Columbia Sportswear Company
14375 NW Science Park Drive
Portland, Oregon 97229

Re: Post-Effective Amendment No. 1 to Registration Statement on Form S-8 of Shares of Common Stock of Columbia Sportswear Company (the “Company”)

Ladies and Gentlemen:

We have acted as counsel to you in connection with the preparation of Post-Effective Amendment No. 1 to the Registration Statement on Form S-8 (the “Registration Statement Amendment”) under the Securities Act of 1933, as amended (the “Act”), which you are filing with the Securities and Exchange Commission with respect to up to 1,500,000 shares of common stock of the Company (the “Rollover Shares”), which were previously authorized for issuance pursuant to the Company’s 1997 Stock Incentive Plan (the “1997 Plan”) and which going forward are authorized for issuance pursuant to the Company’s 2020 Stock Incentive Plan (the “2020 Plan”) to the extent not previously issued under the 1997 Plan.

We have examined the Registration Statement Amendment and such documents and records of the Company as we have deemed necessary for the purpose of this opinion. In giving this opinion, we are assuming the authenticity of all instruments presented to us as originals, the conformity with originals of all instruments presented to us as copies and the genuineness of all signatures.
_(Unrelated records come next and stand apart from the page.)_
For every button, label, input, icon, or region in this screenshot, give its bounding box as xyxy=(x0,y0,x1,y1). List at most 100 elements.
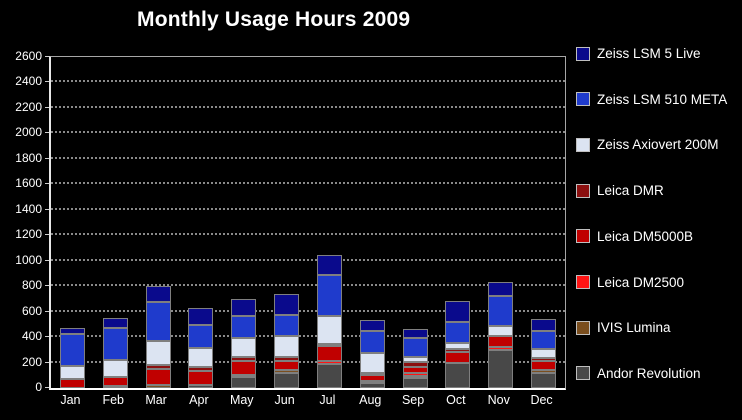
y-tick-label: 200 xyxy=(21,354,42,369)
legend-swatch-icon xyxy=(576,46,590,61)
bar-segment xyxy=(231,298,257,316)
legend-label: Leica DM2500 xyxy=(597,274,685,290)
legend-label: Zeiss LSM 510 META xyxy=(597,91,728,107)
x-tick-label: Mar xyxy=(145,393,167,407)
bar-segment xyxy=(59,379,85,388)
bar-segment xyxy=(316,360,342,365)
bar-segment xyxy=(59,365,85,380)
legend-item: Zeiss LSM 510 META xyxy=(576,92,727,107)
bar-segment xyxy=(531,358,557,361)
legend: Zeiss LSM 5 Live Zeiss LSM 510 META Zeiss … xyxy=(576,0,742,420)
x-tick-label: Jan xyxy=(60,393,81,407)
y-tick-label: 800 xyxy=(21,278,42,293)
x-tick-label: Feb xyxy=(102,393,125,407)
y-tick-mark xyxy=(45,208,49,210)
bar-segment xyxy=(402,337,428,358)
legend-swatch-icon xyxy=(576,137,590,152)
bar-segment xyxy=(274,361,300,370)
bar-segment xyxy=(402,362,428,367)
x-tick-label: Aug xyxy=(359,393,382,407)
bar-segment xyxy=(316,316,342,345)
bar-jul xyxy=(316,254,342,388)
y-tick-label: 2000 xyxy=(15,125,42,140)
bar-segment xyxy=(188,324,214,349)
bar-apr xyxy=(188,307,214,388)
legend-item: Leica DM5000B xyxy=(576,229,693,244)
y-tick-label: 1200 xyxy=(15,227,42,242)
bar-segment xyxy=(59,328,85,334)
bar-segment xyxy=(316,364,342,388)
y-tick-mark xyxy=(45,285,49,287)
bar-segment xyxy=(102,328,128,360)
gridline xyxy=(51,360,565,363)
x-tick-label: Dec xyxy=(530,393,553,407)
plot-area xyxy=(49,56,566,390)
gridline xyxy=(51,156,565,159)
bar-segment xyxy=(231,360,257,375)
bar-segment xyxy=(102,386,128,388)
bar-jun xyxy=(274,294,300,388)
bar-segment xyxy=(445,322,471,343)
legend-item: Andor Revolution xyxy=(576,366,701,381)
bar-segment xyxy=(402,366,428,373)
bar-segment xyxy=(231,337,257,357)
bar-segment xyxy=(402,376,428,379)
gridline xyxy=(51,207,565,210)
bar-segment xyxy=(316,275,342,317)
bar-segment xyxy=(145,368,171,385)
bar-dec xyxy=(531,319,557,388)
gridline xyxy=(51,233,565,236)
bar-feb xyxy=(102,317,128,388)
bar-segment xyxy=(316,346,342,361)
bar-segment xyxy=(145,285,171,303)
bar-segment xyxy=(402,372,428,377)
y-tick-label: 1600 xyxy=(15,176,42,191)
bar-segment xyxy=(145,340,171,366)
bar-segment xyxy=(188,371,214,386)
bar-oct xyxy=(445,300,471,388)
bar-segment xyxy=(102,359,128,378)
x-tick-label: Nov xyxy=(487,393,510,407)
bar-segment xyxy=(231,316,257,338)
bar-segment xyxy=(274,369,300,373)
legend-label: Zeiss Axiovert 200M xyxy=(597,137,719,153)
y-tick-mark xyxy=(45,310,49,312)
y-tick-mark xyxy=(45,234,49,236)
gridline xyxy=(51,309,565,312)
x-tick-label: May xyxy=(229,393,254,407)
bar-segment xyxy=(445,300,471,323)
chart-title: Monthly Usage Hours 2009 xyxy=(137,8,411,31)
y-tick-label: 600 xyxy=(21,303,42,318)
legend-label: IVIS Lumina xyxy=(597,320,671,336)
y-tick-label: 400 xyxy=(21,329,42,344)
bar-segment xyxy=(359,319,385,332)
bar-segment xyxy=(402,357,428,363)
legend-swatch-icon xyxy=(576,320,590,335)
gridline xyxy=(51,105,565,108)
legend-item: Leica DM2500 xyxy=(576,275,684,290)
y-tick-label: 1000 xyxy=(15,252,42,267)
bar-sep xyxy=(402,329,428,388)
bar-segment xyxy=(359,353,385,374)
bar-segment xyxy=(488,282,514,296)
bar-segment xyxy=(188,385,214,388)
bar-segment xyxy=(231,356,257,361)
bar-segment xyxy=(531,360,557,370)
y-tick-mark xyxy=(45,387,49,388)
x-tick-label: Jul xyxy=(319,393,336,407)
bar-segment xyxy=(274,356,300,362)
gridline xyxy=(51,335,565,338)
bar-segment xyxy=(402,378,428,388)
legend-swatch-icon xyxy=(576,183,590,198)
legend-item: IVIS Lumina xyxy=(576,320,671,335)
bar-segment xyxy=(445,363,471,388)
bar-segment xyxy=(359,375,385,381)
bar-may xyxy=(231,298,257,388)
bar-segment xyxy=(488,295,514,327)
bar-segment xyxy=(59,333,85,366)
legend-item: Leica DMR xyxy=(576,183,664,198)
bar-jan xyxy=(59,328,85,388)
x-tick-label: Apr xyxy=(189,393,209,407)
bar-segment xyxy=(359,331,385,354)
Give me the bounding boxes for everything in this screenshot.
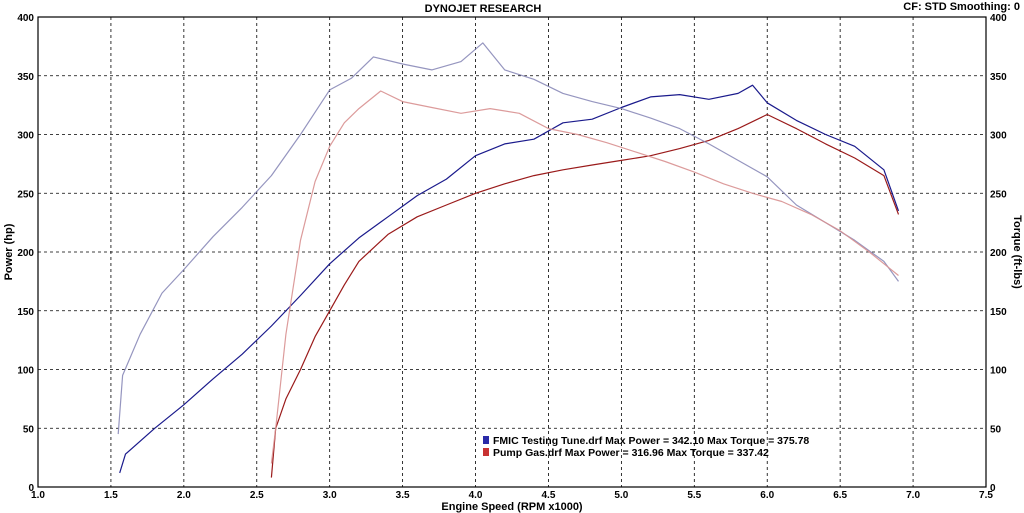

Based upon and subject to the foregoing, we are of the opinion that any Rollover Shares issued by the Company pursuant to the 2020 Plan, upon registration by its registrar of such Rollover Shares and the issuance thereof by the Company in accordance with the terms of the 2020 Plan, and the receipt of consideration for such Rollover Shares in accordance with the terms of the 2020 Plan, will be legally issued, fully paid and nonassessable.

We hereby consent to the filing of this opinion as an exhibit to the Registration Statement Amendment. In giving such consent, we do not admit that we are in the category of persons whose consent is required under Section 7 of the Act.